At this point, both client and server have agreed on the same sess_key. Both now derive:

• up_key = blake3_keyed(key = "upload--------------------------", sess_key): the upload key
• dn_key = blake3_keyed(key = "download------------------------", sess_key): the download key

"Steady state" frames

Once the session is established, both sides have the other's host:port, as well as an upload symmetric key and download symmetric key. They now send frames of the format (u64, SessionFrame), stdcode-serialized and encrypted with the right key (e.g. an upload message m will be sent as seal(up_key, m)):

pub enum SessionFrame {
    Data {
        seqno: u64,
        body: Bytes,
    },
    Parity {
        data_frame_first: u64,
        data_count: u8,
        parity_count: u8,
        parity_index: u8,
        pad_size: u16,
        body: Bytes,
    },
    Acks {
        acks: Vec<(u64, u32)>,
        naks: Vec<u64>,
    },
}

The u64 attached to the SessionFrame increases by 1 for every sent packet, and the receiver must use this to implement replay attack prevention.

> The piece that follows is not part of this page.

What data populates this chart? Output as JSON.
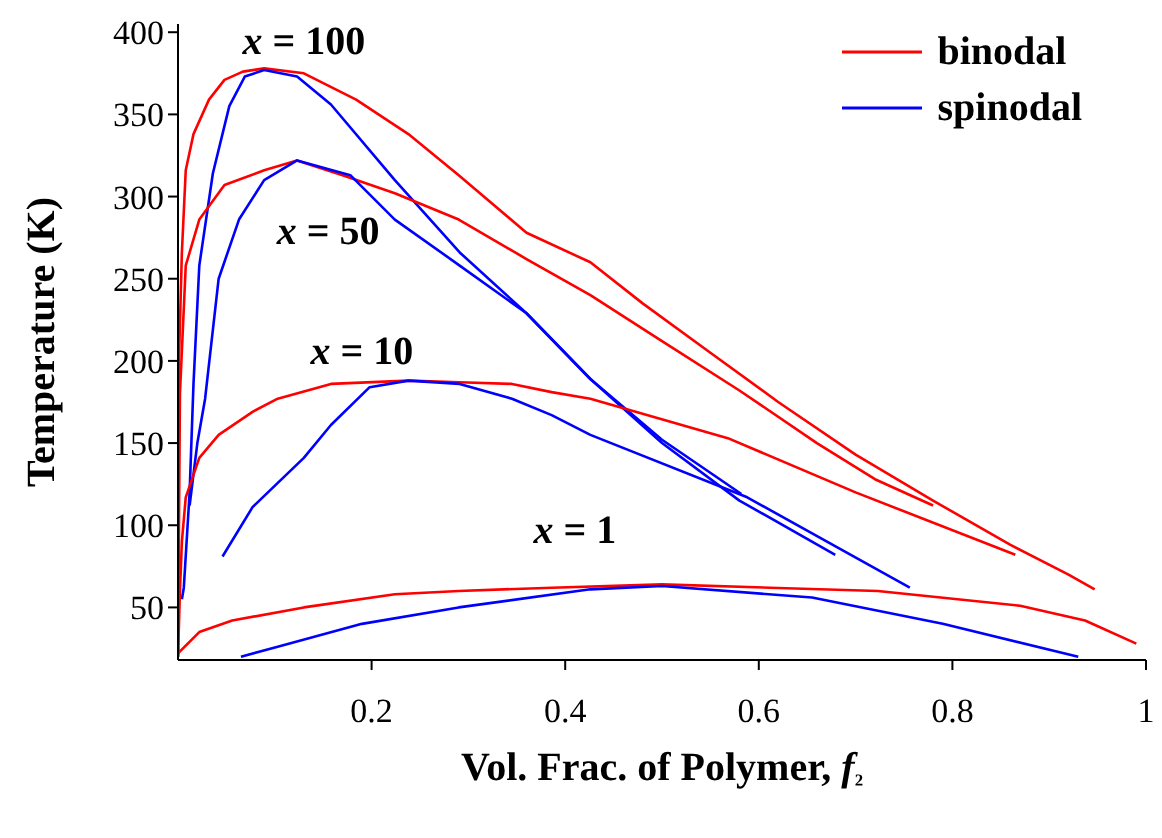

We discuss the three kinds of frames separately:

Data frames

Whenever a datagram needs to be sent, it's fragmented and encoded into one or more Data frames. This is because we must support datagrams of up to 64 KiB, which is much larger than the typical MTU on Internet links.

Every datagram is split into fragments of the format:

• 1 byte: which fragment is this
• 1 byte: total number of fragments
• up to 1340 bytes: the content of the fragment

For example, a datagram of 12345 bytes will be split into 10 fragments, with the first fragment containing the header 00 19 and the first 1340 bytes of the datagram, the second fragment containing the header 09 19 and the next 1340 bytes, and so on. These fragments will then individually be encoded as bodies of Data frames.

Parity frames

Parity frames are use for forward error correction (FEC), based on 8-bit Reed-Solomon. The important thing to note here is that the sender of data does not pick which Reed-Solomon encoding to use beforehand (say, expand 5 data frames to 5 data + 3 parity). Instead, it only needs to pick the encoding once it decides to send parity frames, and at that point dynamically change the encoding.

This is reflected in the format of the parity frames. Each parity frame essentially "claims" certain data frames as part of the Reed-Solomon encoded group:

• data_frame_first: The sequence number of the first data frame included in the parity calculation.
• data_count: The number of data frames included in the calculation.
• parity_count: The total number of parity frames for the group.
• parity_index: This parity frame's index. (e.g. 0 means this is the first parity frame)
• pad_size: The uniform size that all of the frames must be padded to, for Reed-Solomon decoding (note that RS requires every data and parity packet to be the same size)
• body: The parity data itself.

Ack frames

Because obfsudp is an unreliable datagram transport, acknowledgements are not used for retransmission or congestion control. Instead, they are simply used to help the other end measure connection quality. The format of an ack frame is as follows:

• acks: a vector of acknowledged seqnos that were received by this sender, associated with the number of milliseconds between when that seqno was received and when the ack is sent. Including the latter number allows the packet receivers to freely delay and batch acks without affecting the sender's ping measurements. = naks: a vector of seqnos that the sender believes are lost forever, calculated by heuristics such as the number of subsequent seqnos confirmed to arrive.